Lodi's introspection on the Festival of the Lost.

Work Text:

Here in the Tower, lanterns hang like small answers. People trade masks and candy under the old stone; a Titan crouches and pours sweets into a hatchling’s hands. The noise is ordinary - laughing, bartering, someone calling a joke - and it hits me like a ledger I can’t close. Festival of the Lost. The name sits on me and I map what it means: faces gone, rooms emptied, a past that should be catalogued and shelved.

A porchlight. My hand in a pillowcase, pockets shaking with corn and penny candy. My mother smoothing the cheap elastic of a mask and saying, be careful. The memory is not warm so much as exact: the scrape of cheap plastic, the way breath fogged the street, the smell of frying oil on a neighbor’s stoop. I am small, fast, sure there is nothing to fear except running out of night.

Back at the Tower, a child offers me a paper ghost. I take it because refusing would be odd, and because the act is the same as every other act in both of my calendars: give a thing, take a grin. I taste candied apple; it is bright, almost cruel. The sweetness does what the name “lost” cannot: it ties two evenings together by a single sensation.

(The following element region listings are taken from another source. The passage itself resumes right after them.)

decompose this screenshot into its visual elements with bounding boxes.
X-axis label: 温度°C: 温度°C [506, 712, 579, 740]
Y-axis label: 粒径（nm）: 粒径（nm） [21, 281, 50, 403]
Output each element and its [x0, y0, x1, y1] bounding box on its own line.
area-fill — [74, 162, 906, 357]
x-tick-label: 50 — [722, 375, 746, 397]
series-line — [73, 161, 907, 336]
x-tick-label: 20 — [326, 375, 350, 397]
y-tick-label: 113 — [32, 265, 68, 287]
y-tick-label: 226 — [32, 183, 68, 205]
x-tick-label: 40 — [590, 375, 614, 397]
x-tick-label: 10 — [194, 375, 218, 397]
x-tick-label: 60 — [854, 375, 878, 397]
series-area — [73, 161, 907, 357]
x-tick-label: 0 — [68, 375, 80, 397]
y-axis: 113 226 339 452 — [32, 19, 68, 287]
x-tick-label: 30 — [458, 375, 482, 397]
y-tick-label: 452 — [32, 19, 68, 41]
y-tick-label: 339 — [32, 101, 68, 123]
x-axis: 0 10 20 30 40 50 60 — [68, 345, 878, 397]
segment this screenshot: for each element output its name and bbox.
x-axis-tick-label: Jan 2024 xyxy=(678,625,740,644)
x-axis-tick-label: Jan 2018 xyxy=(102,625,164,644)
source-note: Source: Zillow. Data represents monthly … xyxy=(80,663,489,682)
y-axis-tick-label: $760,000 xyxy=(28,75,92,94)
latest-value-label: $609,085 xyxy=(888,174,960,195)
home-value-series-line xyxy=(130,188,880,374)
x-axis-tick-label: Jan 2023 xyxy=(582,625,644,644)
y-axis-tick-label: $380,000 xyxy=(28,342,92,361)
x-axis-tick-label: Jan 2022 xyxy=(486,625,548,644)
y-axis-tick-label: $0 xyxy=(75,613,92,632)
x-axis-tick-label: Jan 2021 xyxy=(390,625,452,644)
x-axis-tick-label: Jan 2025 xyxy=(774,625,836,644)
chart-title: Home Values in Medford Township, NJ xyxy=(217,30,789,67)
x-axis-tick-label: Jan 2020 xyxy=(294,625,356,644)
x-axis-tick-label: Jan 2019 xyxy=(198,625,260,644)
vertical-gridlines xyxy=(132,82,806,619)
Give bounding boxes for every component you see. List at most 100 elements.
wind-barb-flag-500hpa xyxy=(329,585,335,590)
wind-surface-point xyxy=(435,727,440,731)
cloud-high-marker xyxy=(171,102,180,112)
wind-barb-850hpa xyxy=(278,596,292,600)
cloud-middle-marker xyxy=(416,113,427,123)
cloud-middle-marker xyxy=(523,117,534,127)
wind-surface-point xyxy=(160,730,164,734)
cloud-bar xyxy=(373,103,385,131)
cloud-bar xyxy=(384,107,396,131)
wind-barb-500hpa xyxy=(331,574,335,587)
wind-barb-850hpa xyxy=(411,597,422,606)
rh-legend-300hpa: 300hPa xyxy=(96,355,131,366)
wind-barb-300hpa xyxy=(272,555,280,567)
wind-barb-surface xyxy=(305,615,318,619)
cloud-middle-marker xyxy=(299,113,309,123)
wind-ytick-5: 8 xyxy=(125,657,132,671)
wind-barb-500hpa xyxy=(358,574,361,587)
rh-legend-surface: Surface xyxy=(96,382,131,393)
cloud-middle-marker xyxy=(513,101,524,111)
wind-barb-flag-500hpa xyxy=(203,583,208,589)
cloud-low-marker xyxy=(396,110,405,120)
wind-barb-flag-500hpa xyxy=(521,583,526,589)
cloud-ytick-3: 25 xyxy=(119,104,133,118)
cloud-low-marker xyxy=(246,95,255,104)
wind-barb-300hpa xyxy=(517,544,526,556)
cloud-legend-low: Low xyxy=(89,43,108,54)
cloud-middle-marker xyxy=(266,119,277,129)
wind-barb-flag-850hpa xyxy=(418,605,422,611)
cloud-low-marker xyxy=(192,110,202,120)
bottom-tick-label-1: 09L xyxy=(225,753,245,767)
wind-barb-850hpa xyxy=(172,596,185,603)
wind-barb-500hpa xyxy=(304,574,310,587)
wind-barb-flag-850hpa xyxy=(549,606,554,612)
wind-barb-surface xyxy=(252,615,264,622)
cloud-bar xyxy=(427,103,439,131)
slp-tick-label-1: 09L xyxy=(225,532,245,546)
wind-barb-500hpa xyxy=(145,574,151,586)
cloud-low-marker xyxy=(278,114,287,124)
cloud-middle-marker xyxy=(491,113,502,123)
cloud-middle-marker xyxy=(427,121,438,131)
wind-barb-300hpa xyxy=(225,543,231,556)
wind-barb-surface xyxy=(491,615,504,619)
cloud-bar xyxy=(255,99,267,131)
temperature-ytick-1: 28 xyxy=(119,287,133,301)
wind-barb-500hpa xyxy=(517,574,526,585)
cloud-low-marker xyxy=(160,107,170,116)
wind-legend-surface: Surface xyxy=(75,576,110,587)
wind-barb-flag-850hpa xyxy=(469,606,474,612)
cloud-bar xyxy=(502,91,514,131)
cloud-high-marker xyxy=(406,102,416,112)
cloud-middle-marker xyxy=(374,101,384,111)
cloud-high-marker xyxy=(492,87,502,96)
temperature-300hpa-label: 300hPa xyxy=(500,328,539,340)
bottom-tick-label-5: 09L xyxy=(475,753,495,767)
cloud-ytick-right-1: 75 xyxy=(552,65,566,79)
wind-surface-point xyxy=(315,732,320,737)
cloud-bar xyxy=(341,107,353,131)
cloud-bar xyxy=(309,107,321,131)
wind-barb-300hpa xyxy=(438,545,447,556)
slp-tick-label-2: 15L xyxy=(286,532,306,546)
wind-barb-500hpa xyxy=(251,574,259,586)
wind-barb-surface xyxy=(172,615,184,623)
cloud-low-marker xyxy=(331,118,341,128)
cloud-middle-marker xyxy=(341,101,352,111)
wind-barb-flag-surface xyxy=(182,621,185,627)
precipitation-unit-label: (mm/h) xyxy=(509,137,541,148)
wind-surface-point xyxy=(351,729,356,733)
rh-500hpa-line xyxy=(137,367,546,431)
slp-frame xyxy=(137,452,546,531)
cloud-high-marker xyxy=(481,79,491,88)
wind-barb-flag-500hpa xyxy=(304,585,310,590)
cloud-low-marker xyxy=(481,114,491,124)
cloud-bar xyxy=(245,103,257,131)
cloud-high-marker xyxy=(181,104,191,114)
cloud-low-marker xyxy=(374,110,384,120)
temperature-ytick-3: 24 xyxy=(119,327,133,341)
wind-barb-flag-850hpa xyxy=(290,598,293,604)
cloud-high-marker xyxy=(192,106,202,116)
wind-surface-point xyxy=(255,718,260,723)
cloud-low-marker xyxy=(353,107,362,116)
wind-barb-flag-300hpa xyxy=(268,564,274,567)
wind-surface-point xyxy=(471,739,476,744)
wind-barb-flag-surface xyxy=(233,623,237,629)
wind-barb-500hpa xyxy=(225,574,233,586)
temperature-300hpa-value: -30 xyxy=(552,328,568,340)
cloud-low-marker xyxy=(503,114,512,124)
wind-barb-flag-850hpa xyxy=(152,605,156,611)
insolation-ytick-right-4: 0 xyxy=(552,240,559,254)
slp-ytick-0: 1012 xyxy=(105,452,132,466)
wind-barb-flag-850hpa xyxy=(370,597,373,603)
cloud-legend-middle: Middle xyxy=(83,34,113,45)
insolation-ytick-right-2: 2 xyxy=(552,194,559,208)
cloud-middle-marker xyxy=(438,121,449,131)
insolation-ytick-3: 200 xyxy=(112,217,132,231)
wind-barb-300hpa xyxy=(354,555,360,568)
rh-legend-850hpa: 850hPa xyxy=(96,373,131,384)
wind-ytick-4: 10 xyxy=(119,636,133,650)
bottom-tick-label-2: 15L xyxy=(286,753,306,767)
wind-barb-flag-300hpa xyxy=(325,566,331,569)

The flashes are not neat. Chatter from a party folds into a vendor sharing a story about a Guardian; a July patio and a Last City courtyard occupy the same mental square. The pattern is simple: costume, story, some small shared defiance against what vanishes. Ritual repeats. That repetition is a bridge.

Sadness loosens when I stop expecting a single timeline to hold all the proofs. Lost is accurate, but not absolute. I can stand here with Eva’s lanterns overhead and still carry the boy who ran between porches. The Tower does not cancel my past; my past does not make me leave the Tower. I will be both. I will let the festivals stack: one memory layered on another, each one alive when I call it. The permission feels small and enough.